Firstly, your proposed reasoning does not work since $Con(PA)$ is a $\Pi^0_1$ statement.

Secondly, your parenthetical assumption is not in accordance with the general meaning of interpretations, and the result is provable without this assumption.

The fact that $Q + Con(PA)$ is not interpretable in $ACA_0$ is a consequence of a deep result of Pavel Pudlák.

To establish the failure of interpretabilty, one first shows that if $ACA_0$ interprets a model of $Q+Con(PA)$, then $ACA_0$ will be able to define a cut (i.e., a set of numbers containing $0$ and closed under successors) that is a model of $Con(PA)$. This part follows from the fact that for any two interpretations of $Q$ in $ACA_0$, $ACA_0$ can define cuts $A$ and $B$ in each interpretation, and an isomorphism between $A$ and $B$.

However, $ACA_0$ "knows" that $Con(PA)$ iff $Con(ACA_0)$, since this equiconsistency is already provable in a fragment of $PA$, namely superexponential arithmetic (as explained in this post by Emil Jeřábek).
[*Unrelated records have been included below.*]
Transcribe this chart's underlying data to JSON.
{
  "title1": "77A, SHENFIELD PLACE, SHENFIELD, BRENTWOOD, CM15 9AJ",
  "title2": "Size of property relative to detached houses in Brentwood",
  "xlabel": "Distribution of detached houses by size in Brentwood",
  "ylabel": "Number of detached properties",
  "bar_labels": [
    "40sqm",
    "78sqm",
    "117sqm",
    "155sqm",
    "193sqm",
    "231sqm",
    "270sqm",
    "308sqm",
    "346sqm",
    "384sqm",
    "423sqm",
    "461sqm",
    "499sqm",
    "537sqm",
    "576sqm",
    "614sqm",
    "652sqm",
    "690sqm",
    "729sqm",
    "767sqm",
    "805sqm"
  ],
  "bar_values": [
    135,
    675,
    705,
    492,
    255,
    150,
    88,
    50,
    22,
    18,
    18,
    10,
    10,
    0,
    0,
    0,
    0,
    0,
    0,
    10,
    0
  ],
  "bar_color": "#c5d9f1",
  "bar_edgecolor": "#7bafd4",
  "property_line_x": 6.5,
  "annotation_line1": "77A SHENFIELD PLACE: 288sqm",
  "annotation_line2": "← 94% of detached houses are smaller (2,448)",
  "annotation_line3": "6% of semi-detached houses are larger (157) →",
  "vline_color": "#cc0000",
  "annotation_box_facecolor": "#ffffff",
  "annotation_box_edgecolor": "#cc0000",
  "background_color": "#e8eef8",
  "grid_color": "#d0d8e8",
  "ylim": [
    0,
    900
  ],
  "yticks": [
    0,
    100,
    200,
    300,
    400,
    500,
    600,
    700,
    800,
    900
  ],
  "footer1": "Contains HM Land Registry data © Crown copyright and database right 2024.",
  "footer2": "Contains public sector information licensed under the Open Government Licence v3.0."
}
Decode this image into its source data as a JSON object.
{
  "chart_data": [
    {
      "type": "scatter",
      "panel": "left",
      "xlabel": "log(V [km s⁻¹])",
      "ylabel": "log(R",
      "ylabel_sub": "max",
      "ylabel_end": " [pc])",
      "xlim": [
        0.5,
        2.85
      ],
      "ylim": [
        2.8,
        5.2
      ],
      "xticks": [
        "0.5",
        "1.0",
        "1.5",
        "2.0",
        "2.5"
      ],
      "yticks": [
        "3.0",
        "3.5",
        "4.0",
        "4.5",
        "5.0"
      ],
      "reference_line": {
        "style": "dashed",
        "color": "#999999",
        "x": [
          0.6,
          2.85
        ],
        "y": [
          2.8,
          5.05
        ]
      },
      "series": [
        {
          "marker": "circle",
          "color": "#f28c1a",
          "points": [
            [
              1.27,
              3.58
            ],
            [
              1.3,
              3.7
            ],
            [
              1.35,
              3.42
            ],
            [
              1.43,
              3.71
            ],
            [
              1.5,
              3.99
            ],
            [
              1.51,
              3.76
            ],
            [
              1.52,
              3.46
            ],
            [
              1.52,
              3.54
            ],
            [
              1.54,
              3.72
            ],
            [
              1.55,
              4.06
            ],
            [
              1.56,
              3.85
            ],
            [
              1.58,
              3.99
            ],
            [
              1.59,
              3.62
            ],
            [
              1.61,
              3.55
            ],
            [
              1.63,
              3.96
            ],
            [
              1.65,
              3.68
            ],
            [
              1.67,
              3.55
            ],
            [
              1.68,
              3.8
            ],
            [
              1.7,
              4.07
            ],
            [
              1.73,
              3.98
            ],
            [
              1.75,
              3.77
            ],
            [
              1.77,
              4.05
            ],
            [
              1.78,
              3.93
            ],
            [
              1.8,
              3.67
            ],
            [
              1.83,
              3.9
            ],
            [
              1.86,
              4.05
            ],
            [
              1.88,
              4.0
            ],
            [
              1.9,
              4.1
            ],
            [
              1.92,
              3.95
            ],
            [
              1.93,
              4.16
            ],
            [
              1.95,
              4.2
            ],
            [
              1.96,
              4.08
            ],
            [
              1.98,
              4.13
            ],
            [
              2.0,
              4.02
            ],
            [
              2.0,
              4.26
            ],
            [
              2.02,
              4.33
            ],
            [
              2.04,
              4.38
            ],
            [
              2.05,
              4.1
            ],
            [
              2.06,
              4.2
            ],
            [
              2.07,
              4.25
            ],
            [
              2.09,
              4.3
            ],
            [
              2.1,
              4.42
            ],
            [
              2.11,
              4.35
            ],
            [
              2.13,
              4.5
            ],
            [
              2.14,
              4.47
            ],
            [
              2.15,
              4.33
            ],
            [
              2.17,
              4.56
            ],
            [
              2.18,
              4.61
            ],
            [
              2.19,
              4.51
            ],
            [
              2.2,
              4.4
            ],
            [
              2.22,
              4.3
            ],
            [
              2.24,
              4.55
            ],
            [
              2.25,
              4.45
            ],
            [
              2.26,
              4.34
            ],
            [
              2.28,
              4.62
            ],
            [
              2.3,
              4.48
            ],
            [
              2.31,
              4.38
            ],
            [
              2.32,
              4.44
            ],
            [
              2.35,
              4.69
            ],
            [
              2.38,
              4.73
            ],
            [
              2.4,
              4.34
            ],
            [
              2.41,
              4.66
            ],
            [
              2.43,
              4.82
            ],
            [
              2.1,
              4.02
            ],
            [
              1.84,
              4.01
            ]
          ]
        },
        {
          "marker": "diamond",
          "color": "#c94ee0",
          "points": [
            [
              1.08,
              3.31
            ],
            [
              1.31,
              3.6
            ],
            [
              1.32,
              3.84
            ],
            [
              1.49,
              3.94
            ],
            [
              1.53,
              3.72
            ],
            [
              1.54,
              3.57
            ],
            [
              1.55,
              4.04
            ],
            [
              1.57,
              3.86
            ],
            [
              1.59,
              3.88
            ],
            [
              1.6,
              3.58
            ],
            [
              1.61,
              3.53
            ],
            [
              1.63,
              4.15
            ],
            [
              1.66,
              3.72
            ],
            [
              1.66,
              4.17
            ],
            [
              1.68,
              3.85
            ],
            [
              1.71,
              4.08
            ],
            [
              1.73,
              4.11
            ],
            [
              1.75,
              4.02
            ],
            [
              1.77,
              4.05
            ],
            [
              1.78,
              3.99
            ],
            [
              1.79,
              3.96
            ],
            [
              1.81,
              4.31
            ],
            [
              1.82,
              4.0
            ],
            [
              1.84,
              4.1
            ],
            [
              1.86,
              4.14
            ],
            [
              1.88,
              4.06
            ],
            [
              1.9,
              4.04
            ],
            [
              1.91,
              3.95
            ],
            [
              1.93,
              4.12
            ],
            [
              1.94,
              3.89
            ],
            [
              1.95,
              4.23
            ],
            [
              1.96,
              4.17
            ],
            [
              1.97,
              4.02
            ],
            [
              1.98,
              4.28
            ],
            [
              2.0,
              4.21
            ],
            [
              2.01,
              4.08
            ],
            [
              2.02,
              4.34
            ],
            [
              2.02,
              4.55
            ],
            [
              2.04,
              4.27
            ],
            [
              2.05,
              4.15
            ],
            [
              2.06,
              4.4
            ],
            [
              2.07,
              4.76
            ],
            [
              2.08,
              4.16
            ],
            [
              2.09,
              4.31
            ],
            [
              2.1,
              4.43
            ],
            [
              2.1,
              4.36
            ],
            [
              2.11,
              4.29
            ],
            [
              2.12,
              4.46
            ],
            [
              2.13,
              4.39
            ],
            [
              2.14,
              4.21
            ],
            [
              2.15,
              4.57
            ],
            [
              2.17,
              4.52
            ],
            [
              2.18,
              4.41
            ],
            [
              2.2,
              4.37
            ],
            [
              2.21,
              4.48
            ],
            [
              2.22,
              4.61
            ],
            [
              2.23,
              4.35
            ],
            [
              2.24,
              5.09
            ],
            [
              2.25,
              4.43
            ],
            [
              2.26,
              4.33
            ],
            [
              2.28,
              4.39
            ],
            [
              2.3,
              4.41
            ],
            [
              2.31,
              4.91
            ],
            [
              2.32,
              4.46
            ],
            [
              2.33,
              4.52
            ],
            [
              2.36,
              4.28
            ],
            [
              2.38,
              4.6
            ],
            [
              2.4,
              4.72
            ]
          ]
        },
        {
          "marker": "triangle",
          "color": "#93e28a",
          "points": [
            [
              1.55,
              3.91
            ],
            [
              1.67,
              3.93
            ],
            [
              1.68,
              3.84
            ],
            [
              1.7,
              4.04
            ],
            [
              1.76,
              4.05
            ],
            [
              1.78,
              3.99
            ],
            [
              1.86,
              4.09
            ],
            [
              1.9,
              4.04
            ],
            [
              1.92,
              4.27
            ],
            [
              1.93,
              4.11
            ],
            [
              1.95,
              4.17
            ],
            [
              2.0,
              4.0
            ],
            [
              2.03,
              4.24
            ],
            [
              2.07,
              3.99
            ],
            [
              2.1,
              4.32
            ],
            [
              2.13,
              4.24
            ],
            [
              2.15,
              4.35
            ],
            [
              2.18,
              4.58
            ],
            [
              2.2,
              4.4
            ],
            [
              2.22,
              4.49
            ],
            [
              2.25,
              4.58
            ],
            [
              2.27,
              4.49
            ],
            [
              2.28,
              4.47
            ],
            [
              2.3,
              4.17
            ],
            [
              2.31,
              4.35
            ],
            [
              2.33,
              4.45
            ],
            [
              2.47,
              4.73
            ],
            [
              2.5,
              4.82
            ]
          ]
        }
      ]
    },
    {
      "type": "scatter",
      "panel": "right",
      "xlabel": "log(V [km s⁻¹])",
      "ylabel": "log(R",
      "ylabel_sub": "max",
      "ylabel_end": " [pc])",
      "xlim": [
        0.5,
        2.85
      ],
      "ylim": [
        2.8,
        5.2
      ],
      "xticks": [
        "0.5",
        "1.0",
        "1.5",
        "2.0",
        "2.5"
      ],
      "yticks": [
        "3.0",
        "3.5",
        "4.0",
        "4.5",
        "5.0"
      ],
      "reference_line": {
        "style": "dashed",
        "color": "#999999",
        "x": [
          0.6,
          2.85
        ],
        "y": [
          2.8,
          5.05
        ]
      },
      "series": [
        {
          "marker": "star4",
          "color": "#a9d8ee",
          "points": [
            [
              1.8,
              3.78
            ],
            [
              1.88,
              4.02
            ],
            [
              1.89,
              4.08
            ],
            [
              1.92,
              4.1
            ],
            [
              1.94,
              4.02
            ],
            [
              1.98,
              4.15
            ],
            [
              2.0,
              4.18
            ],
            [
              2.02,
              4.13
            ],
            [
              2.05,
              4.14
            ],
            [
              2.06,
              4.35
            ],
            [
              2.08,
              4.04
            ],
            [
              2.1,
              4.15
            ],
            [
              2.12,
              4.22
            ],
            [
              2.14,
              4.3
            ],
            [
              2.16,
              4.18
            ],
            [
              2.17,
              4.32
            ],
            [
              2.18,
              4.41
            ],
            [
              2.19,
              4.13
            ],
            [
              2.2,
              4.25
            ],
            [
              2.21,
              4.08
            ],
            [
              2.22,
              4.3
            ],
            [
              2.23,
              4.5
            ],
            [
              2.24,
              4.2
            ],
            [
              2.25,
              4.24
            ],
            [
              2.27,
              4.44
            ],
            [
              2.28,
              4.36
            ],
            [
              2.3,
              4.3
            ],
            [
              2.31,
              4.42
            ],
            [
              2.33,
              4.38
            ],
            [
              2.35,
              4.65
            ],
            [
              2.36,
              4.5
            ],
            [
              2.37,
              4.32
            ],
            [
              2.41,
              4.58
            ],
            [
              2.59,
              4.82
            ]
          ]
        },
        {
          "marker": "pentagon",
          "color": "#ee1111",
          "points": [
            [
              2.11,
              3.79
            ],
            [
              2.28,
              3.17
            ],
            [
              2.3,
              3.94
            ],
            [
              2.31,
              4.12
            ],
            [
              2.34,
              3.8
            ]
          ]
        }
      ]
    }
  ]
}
Then, and here is the hard part of the argument, one invokes the theorem, established by Pudlák , that no sequential theory containing $Q$ can prove its own consistency on a definable cut. This result of Pudlák is a generalization of Gödel's second incompleteness theorem, and appears as Theorem 2.1 of the following paper:

P. Pudlák, Cuts, consistency statements, and interpretations, Journal of Symbolic Logic, 1985 (pp.423-441).